Son Mektup, etkileyici görsel sahneleri ve başarılı sanat yönetimiyle dikkat çeken bir dönem filmi. Oyuncular Tansel Öngel ve Nesrin Cavadzade performanslarıyla dikkat çekerken, hikâye ve sinema dilindeki sorunlar filme ayak bağı oluyor. Film, umudun her zorluğu aşacağı mesajını veriyor.
Tarihi dönem ve olayların yıl dönümlerine film yetiştirmek sinemamızda adet oldu. Önceki yıllarda Çanakkale Savaşı'nı konu eden ve bir kısmı bu savaşın yıldönümlerine denk getirilen Çanakkale Çocukları, Çanakkale Yolun Sonu ve Çanakkale 1915 adlı filmlerin ardından senaryo, yapım ve yönetmenliğini Özhan Eren'in üstlendiği Son Mektup da, 18 Mart'ta vizyona girdi. Başrollerini Tansel Öngel, Nesrin Cavadzade, Hüseyin Avni Danyal ve Bülent Şakrak'ın paylaştığı Son Mektup, yüksek bütçesi ve yoğun tanıtım kampanyasıyla oluşturduğu beklentiyi karşılayamıyor.
Çanakkale savaşı sırasında filizlenen bir aşkın ve tam 40 yıl sonra adresine ulaşan satırların hikâyesi. Gönüllü olarak Çanakkale'ye giden ve orada birbirleriyle tanışan Yüzbaşı Salih Ekrem ile Nihal Hemşire, savaşın zorlu şartlarında koştururken, Fuat isminde kimsesiz bir çocuğu korumak için mücadele ederler. Bir hava baskınında Salih Yüzbaşı'nın yardımıyla kurtulan Fuat, Nihal Hemşire'ye sığınarak, onların yakınlaşmasına vesile olur.
Son Mektup, teknik tarafı oldukça iyi kotarılmış bir yapım. Her ne kadar ciddi bir savaş ortamı seyredemezsek de mevcut aksiyon ve taarruz sahneleri perdeye başarılı biçimde yansıtılmış. Özellikle uçak sahneleri sinemamızda eşi az rastlanır bir gerçeklikte çekilmiş. Sanat yönetimi ve kostümleriyle de temiz bir iş çıkaran filmin görüntü yönetmenliğinde ise Uğur İçbak'ın imzası bulunuyor. Ustalık döneminin tadını çıkaran İçbak, bir kez daha isminin hakkını vererek seyirciyi gökyüzünde etkileyici bir yolculuğa çıkarıyor.
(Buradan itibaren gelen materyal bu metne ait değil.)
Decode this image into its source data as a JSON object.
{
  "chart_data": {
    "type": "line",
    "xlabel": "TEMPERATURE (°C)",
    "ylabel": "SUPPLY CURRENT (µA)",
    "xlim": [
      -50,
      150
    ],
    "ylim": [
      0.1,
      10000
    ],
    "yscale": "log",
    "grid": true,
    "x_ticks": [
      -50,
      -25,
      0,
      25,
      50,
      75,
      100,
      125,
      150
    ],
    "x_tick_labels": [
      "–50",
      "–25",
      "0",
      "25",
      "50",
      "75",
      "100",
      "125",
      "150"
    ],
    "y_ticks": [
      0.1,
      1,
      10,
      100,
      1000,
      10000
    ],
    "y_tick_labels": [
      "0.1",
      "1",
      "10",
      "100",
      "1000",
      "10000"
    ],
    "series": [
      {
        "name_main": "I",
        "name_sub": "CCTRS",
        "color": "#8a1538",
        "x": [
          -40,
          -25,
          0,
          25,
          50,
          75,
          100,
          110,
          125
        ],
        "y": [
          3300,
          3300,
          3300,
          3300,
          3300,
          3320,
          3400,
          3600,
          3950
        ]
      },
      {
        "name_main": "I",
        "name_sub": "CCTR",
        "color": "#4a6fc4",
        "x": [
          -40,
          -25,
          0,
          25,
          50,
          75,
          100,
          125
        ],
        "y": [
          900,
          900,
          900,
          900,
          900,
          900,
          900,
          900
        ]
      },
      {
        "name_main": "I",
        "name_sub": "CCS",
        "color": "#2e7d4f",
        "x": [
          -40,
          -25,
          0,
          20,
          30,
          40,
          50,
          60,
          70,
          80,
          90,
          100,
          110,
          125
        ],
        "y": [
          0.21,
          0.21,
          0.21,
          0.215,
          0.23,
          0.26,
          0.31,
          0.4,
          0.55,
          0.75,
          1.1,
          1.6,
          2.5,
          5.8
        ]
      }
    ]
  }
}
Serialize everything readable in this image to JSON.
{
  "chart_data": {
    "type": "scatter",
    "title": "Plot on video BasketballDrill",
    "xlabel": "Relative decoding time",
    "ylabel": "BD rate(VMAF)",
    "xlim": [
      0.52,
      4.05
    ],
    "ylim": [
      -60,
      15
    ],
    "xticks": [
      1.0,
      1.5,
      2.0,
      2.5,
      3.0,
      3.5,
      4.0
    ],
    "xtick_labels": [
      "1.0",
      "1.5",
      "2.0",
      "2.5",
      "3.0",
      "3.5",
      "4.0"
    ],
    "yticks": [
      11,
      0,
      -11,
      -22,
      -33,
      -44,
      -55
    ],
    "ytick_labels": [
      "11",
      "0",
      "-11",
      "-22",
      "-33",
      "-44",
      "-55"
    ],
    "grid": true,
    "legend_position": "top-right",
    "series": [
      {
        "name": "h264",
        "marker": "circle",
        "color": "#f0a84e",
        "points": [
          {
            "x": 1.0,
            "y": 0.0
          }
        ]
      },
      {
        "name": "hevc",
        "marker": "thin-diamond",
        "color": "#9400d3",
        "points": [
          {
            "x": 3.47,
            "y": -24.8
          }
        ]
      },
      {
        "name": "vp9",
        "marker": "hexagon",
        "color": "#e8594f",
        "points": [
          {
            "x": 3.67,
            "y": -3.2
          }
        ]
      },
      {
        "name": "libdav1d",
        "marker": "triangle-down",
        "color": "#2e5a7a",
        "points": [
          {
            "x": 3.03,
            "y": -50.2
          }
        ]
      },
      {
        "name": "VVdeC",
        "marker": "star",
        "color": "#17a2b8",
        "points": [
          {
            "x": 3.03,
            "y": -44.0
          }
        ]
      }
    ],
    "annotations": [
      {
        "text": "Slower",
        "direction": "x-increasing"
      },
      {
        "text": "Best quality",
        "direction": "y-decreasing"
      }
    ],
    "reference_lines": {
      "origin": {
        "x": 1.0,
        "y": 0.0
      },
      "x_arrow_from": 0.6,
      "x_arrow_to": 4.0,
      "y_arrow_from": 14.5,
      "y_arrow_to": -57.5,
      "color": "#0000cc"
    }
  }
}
Filmin en büyük eksiği kayda değer bir hikâyeye sahip olamaması. Kurgu bakımından da vasat bir örnek olan Son Mektup'un hikâyesi ders kitaplarında anlatılanlardan öteye geçemiyor. Film özgün bir bakış ve farklı bir yorum getiremezken, tarihin sayfaları arasında kalan binlerce trajik hikâyeyi es geçerek, savaşı son derece yüzeysel bir yorumla ele alıp, yalnızca milli duyguları okşamakla yetiniyor.
Çanakkale Destanı'nı anlattığı belirtilen filmde ne yazık ki ciddi bir savaş göremiyoruz. Hayli büyük paraların harcandığı söylenen filmde kayda değer bir çatışma sahnesi olmazken, siperden düşman gemilerine ateş etmek dışında savaş ortamını yansıtacak bir aksiyon izleyemiyoruz. Çanakkale Savaş'ın trajik boyutuna dair önemli herhangi bir olayın olmadığı filmde, uçak pilotları dışında yabancı askerlere de rastlayamıyoruz.
Yüzbaşı Salih Ekrem ile Nihal Hemşire'nin aşkını savaş paralelinde işlemeye çalışan film ne yazık ki bu hikâyenin de hakkını veremiyor. Kararsız bir üslubun hâkim olduğu kurgu içinde kendine yer bulmaya çalışan iki gencin aşk hikayesi, finalde bir nebze hayat buluyor. Öte yandan finale doğru oyunculuğunu konuşturmaya başlayan Nesrin Cevadzade'ye eşlik eden Nesim Cangül, rolünün altından kalkabilmek için büyük çaba göstermiş.
Savaşın trajik boyutuna dair günümüze kadar ulaşan onca görüntü, fotoğraf, belge ve anılar ortada dururken Son Mektup, Çanakkale'de yaşananlara dair etkileyici bir bakış sunamıyor. Cephedeki askerlerin yeni doğan çocuklarını aynı nakaratla tekrar tekrar vurgulayan film dramı birkaç askerin evlat sevgisi ile zayıf bir aşk üzerine inşa ediyor. Film özellikle final sahnesindeki didaktik tavrı ile gerçek bir savaş filminden çok propagandist bir dili tercih ediyor.